There is evidence that Tau protein shows a prion-like, transneuronal spread in the brain
Dr Masafumi Ihara, National Cerebral and Cardiovascular Center, Japan, discussed models of vascular dementia and some possible approaches to its treatment. White-matter changes are a shared pathology across the various subtypes of vascular dementia, and white-matter hyperintensities contribute to the presentation of Alzheimer's disease. Prof Ihara is using hypoperfusion/ischaemic injury animal models of vascular dementia, which mirror well many of the changes seen in patients with vascular dementia. These several hypoperfusion models show good reproducibility of the white matter changes characterized by blood-brain barrier disruption, glial activation, oxidative stress, and oligodendrocyte loss following chronic cerebral hypoperfusion with or without ischemic stroke.

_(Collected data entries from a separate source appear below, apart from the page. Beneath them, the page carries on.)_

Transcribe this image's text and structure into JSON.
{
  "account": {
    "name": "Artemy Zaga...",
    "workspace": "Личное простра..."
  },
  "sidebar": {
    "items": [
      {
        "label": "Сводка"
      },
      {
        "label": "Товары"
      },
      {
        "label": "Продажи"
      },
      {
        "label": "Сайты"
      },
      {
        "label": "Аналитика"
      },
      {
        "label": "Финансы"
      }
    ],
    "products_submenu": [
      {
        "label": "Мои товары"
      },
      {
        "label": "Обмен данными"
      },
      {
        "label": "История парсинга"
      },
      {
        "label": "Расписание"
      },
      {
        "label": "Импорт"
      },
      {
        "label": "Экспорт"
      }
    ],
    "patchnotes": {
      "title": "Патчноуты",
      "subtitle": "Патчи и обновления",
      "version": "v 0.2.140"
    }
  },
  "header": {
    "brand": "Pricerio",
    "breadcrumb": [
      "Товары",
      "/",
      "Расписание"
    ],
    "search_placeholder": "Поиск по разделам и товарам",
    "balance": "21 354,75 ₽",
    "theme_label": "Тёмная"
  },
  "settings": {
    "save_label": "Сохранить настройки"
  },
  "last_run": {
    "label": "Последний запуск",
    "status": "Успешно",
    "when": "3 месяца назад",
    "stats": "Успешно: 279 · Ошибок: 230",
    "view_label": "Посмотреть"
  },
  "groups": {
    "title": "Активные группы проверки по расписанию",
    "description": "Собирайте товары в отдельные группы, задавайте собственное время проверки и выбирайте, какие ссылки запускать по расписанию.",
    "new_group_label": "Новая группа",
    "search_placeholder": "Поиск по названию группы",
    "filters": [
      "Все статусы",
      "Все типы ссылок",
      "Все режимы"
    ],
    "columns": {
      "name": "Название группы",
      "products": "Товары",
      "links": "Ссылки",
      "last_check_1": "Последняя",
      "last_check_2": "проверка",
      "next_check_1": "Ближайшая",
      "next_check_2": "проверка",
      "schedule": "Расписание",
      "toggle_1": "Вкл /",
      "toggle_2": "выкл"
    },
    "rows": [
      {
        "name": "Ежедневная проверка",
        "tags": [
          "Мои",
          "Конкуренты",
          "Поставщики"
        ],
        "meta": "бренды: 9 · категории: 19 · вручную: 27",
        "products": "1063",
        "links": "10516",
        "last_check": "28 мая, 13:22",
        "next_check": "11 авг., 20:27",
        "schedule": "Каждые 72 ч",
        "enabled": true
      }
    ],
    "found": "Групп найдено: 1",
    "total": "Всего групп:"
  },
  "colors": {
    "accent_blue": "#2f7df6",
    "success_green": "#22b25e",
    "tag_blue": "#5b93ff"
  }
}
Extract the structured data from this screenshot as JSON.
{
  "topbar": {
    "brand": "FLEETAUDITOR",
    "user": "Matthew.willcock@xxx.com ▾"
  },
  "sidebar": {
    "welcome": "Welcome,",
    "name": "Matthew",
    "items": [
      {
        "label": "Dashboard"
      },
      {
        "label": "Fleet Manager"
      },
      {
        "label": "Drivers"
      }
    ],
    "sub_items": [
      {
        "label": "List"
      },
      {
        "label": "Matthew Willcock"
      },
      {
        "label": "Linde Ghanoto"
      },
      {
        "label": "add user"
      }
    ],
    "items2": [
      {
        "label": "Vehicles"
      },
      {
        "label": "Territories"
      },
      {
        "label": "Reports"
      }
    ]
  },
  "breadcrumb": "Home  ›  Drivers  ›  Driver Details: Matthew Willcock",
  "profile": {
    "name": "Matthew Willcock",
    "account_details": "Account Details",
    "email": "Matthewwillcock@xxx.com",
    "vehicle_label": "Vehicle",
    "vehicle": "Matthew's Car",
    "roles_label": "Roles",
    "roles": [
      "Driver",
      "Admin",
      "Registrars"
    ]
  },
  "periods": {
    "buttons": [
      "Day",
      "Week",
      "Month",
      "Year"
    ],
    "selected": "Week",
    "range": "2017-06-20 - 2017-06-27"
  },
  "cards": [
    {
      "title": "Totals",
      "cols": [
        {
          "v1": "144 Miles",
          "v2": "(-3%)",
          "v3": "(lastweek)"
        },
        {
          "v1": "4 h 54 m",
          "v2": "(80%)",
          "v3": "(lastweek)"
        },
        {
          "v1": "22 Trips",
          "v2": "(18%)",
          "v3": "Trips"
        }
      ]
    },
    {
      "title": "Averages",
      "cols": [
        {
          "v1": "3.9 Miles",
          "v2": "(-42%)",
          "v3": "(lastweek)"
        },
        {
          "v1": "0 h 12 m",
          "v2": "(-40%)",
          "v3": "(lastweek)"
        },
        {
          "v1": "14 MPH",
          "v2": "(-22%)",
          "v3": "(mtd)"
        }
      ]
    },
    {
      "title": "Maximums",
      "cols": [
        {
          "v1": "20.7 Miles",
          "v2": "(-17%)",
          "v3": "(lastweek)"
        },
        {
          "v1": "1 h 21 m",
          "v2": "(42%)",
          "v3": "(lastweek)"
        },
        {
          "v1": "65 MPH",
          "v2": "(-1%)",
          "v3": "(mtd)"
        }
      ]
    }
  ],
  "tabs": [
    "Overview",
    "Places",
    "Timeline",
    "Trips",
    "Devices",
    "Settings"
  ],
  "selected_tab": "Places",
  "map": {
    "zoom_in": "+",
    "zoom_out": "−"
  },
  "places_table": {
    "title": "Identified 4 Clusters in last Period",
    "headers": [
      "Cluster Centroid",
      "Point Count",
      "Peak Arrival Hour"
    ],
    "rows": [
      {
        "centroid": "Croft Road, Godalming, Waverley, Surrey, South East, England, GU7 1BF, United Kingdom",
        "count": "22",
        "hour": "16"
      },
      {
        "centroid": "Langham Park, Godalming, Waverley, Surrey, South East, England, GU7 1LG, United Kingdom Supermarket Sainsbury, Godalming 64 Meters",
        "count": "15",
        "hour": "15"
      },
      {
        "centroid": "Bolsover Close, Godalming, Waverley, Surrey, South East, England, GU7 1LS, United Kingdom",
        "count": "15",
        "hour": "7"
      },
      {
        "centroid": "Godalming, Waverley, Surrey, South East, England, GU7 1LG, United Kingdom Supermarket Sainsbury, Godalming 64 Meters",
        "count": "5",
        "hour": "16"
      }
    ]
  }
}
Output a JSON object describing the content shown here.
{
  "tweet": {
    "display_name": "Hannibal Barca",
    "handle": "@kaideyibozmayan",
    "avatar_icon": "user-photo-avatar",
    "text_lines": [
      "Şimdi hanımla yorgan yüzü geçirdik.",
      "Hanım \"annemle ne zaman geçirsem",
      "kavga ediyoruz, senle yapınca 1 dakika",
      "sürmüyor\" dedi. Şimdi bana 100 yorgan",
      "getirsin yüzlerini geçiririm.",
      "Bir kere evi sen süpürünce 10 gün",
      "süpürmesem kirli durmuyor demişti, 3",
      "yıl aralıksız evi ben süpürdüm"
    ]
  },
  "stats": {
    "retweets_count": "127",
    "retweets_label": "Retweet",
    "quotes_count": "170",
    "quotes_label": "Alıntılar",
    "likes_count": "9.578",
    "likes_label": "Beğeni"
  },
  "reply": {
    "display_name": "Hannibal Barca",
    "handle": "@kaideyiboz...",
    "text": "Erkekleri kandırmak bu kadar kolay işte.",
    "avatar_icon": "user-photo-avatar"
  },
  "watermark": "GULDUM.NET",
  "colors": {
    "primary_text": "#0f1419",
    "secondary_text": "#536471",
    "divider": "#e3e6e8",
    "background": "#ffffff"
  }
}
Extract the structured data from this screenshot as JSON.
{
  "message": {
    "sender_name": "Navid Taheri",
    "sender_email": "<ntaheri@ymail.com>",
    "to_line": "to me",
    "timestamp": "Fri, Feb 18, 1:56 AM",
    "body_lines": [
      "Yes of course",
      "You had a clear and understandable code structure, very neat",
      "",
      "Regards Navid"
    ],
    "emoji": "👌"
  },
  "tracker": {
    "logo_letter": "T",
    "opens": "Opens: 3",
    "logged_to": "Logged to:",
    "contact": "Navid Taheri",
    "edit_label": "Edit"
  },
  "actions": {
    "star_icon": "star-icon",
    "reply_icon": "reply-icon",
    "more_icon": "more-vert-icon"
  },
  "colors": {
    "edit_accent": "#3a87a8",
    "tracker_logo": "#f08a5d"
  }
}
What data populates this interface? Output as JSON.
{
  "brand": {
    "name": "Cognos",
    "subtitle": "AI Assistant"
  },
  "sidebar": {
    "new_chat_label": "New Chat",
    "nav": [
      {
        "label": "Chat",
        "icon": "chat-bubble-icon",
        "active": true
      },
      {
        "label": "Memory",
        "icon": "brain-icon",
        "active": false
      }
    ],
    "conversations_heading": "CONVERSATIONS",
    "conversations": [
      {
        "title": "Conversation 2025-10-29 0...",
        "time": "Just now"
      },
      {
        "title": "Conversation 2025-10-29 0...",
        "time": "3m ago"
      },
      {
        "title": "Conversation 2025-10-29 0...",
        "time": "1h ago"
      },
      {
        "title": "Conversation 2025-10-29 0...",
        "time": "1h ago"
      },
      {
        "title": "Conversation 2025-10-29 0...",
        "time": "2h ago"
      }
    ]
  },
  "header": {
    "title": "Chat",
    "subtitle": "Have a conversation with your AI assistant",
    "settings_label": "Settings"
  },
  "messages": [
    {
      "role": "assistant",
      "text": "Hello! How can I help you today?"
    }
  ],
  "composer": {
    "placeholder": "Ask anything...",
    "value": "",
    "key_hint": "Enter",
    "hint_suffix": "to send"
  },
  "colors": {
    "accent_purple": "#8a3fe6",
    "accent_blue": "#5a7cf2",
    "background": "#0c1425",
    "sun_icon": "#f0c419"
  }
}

Transgenic mice over-expressing the peptide hormone adrenomedullin showed facilitation of the recovery of cerebral blood flow following such ischaemic surgery. This recovery appeared to result from rich collateral growth from the arteries, and capillary outgrowth in the white matter. These changes restored and maintained white-matter integrity after the ischaemic injury, as well as preventing the development of behavioural deficits in working memory tasks. Professor Ihara stated that adrenomedullin is therefore a potential treatment for vascular dementia.
Emerging risks for the development of vascular dementia include infection and inflammation. In a cohort of patients following stroke, and in the general population, the presence of cnm+ S. mutans was strongly associated with cerebral microbleeds. In these populations, there were no overall effects of the presence of this bacterium on cognitive function, but there was a slight decline associated with its presence. As the collagen-binding protein cnm is specific to S. mutans, Prof Ihara proposed that this molecule could provide a target for immunotherapy in vascular dementia in the future.
Bacterial infection may prove a treatment target for vascular dementia in the future
Professor Hochang Benjamin Lee,Yale University School, USA, introduced the concept of using cardiovascular conditions as a way to study late-life stress and mood symptoms. Surgery is a common late-life stress, and coronary artery bypass graft (CABG) is the most common cardiac surgery. Delirium occurs in about 20–30% of patients following CABG. It was found that age, pre-operative depression and mild cognitive impairment were all independent predictors of the incidence and severity of post-CABG delirium. Therefore these factors may be useful in screening patients before surgery to estimate risk of delirium.
Chronic cerebral hypoperfusion is a risk factor for cognitive decline
Chronic cerebral hypoperfusion is a risk factor for cognitive decline. Patients with heart failure show a reduction in cerebral blood flow, alongside high rates of cognitive impairment and an increased risk of dementia. In patients who received a left-ventricular assist device, their cognitive scores improved substantially after surgery, which may have resulted from the increased cerebral blood flow. Thus, improving blood flow, as well as general well being may be ways to counteract cognitive impairment in the elderly.